Émotion bouleversante, dévastatrice. Dans notre société de consommation, le rejet fait malheureusement partie de la façon de vivre l’humain. On consomme puis on rejette. Comme si l’humain était un produit de consommation!!!!

Toutefois, chez la personne qui vit le rejet (cette forme d’abandon) s’ajoute la perte d’estime de soi, de confiance en soi et aux autres. Une certaine fermeture sur le monde survient, souvent par mesure de protection, car la douleur et la souffrance sont vives, intenses parfois invivables. Le corps protège en fermant toutes les portes. Alors s’enclenche un certain processus d’auto-destruction car nous ne sommes plus totalement soi car on a rejeté notre soi. On interprète alors le rejet comme étant la négation de ce que nous sommes au plus profond de nous-mêmes.

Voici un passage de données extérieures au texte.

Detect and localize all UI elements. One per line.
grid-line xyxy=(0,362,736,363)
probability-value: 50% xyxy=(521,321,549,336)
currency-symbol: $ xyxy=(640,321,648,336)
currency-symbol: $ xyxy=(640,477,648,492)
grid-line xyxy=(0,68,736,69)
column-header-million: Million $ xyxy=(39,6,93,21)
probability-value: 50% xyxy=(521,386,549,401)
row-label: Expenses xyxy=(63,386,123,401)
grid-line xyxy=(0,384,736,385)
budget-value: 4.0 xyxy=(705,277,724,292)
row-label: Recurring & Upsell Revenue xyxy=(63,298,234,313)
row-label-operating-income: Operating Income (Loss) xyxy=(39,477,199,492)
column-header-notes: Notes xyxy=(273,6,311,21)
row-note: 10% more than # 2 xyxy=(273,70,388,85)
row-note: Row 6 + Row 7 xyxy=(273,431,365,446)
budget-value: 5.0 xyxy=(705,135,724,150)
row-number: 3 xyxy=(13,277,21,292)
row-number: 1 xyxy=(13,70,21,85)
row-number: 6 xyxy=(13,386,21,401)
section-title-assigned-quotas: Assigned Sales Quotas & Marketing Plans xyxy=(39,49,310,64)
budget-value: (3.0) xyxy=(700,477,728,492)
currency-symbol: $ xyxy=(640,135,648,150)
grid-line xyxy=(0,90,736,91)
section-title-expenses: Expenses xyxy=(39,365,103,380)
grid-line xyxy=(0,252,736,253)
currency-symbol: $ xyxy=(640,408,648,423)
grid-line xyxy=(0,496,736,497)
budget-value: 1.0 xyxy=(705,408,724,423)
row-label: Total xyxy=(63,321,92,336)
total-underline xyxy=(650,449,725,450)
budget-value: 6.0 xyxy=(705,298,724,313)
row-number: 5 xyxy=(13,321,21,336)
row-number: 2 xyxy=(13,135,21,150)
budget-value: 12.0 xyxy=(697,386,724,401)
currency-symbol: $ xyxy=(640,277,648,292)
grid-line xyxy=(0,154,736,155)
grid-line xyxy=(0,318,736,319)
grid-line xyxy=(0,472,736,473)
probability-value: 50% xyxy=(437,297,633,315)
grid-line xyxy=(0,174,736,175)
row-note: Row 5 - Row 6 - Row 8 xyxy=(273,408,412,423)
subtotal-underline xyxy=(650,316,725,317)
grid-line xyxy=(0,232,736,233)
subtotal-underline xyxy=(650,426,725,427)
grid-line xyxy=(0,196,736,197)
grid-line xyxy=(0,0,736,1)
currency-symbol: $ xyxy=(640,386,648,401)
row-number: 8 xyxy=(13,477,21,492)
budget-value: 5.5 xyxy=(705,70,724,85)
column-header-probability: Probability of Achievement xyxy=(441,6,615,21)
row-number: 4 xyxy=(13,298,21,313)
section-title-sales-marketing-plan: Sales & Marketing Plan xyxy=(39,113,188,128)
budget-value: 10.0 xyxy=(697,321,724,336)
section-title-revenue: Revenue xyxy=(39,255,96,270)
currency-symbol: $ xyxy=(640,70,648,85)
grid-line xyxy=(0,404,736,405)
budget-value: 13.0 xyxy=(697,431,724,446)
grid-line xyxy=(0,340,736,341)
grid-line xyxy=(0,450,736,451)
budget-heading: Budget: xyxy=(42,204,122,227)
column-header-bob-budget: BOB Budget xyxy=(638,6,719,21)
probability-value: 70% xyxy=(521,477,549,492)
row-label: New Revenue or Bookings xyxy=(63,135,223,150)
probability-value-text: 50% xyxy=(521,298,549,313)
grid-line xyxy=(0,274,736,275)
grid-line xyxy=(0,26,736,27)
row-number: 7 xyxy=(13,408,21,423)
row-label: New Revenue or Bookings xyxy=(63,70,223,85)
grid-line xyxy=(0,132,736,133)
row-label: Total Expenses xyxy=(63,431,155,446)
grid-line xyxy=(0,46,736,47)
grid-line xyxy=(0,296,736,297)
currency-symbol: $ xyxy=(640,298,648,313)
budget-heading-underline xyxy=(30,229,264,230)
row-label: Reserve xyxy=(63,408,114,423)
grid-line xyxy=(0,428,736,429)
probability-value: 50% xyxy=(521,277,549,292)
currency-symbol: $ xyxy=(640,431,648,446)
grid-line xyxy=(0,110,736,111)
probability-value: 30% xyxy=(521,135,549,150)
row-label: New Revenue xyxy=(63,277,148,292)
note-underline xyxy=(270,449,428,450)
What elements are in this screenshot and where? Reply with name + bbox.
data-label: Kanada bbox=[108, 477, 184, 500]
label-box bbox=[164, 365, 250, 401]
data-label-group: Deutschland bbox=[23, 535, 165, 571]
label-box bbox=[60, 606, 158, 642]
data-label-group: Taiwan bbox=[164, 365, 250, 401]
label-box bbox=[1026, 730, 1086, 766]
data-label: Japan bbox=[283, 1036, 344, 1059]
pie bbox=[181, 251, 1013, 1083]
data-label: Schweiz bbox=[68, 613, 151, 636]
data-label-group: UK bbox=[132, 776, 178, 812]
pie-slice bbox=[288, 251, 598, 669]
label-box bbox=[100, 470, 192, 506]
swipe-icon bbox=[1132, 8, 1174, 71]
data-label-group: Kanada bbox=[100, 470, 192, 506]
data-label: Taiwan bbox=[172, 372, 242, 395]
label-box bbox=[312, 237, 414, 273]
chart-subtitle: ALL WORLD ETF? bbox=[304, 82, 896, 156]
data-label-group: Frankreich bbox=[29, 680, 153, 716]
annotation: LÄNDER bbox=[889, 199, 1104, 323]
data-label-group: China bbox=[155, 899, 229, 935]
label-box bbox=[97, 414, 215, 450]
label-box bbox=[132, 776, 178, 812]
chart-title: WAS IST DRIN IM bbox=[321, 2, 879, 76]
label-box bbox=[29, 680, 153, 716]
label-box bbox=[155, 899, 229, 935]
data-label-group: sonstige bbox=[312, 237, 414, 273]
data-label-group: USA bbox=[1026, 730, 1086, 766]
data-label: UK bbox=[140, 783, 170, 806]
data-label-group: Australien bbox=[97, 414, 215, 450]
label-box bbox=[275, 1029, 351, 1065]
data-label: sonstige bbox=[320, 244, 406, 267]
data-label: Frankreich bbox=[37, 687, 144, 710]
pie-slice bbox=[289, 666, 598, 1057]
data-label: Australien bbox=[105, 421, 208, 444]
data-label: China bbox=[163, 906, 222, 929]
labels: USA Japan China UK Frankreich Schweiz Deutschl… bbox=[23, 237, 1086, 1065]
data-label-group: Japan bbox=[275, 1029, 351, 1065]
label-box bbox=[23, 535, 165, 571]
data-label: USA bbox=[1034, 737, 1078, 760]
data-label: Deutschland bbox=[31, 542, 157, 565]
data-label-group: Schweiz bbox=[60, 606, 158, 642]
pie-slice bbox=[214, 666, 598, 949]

Le rejet nous fait malheureusement croire que notre valeur, en tant qu’humain, se définit par l’oeil de l’autre. Piège qui vient fausser la réalité, notre compréhension de l’évènement. On se retire alors qu’il serait souhaitable de s’ouvrir.

S’ouvrir à ce qu’il y a de plus beau en nous. S’ouvrir à ce qu’il y a de plus lumineux en nous. Trop souvent, on interprète le rejet comme étant la résultante du fait que nous ne sommes pas beau, intéressant, intelligent,…

On s’évalue, mais selon le regard de l’autre. N’aurait-il pas là un puissant message de la vie que nous inversons les choses? Si l’autre nous rejette, pour une raison ou une autre, pourquoi faudrait-il se détruire, douter de soi?

Peut-être avons-nous été rejeté parce que notre vérité choquait, dérangeait? Peut-être avons-nous été rejeté parce que nous ne répondions pas aux attentes que l’autre avait à notre égard? Peut-être avons-nous été rejeté parce que l’autre ne voulait et ne soutenait plus de voir son propre miroir en nous? Peut-être avons-nous été rejeté car l’autre n’arrivait pas à nous contrôler et contrôler la situation? Pourquoi, la sensation de rejet devrait-elle alors être source de destruction?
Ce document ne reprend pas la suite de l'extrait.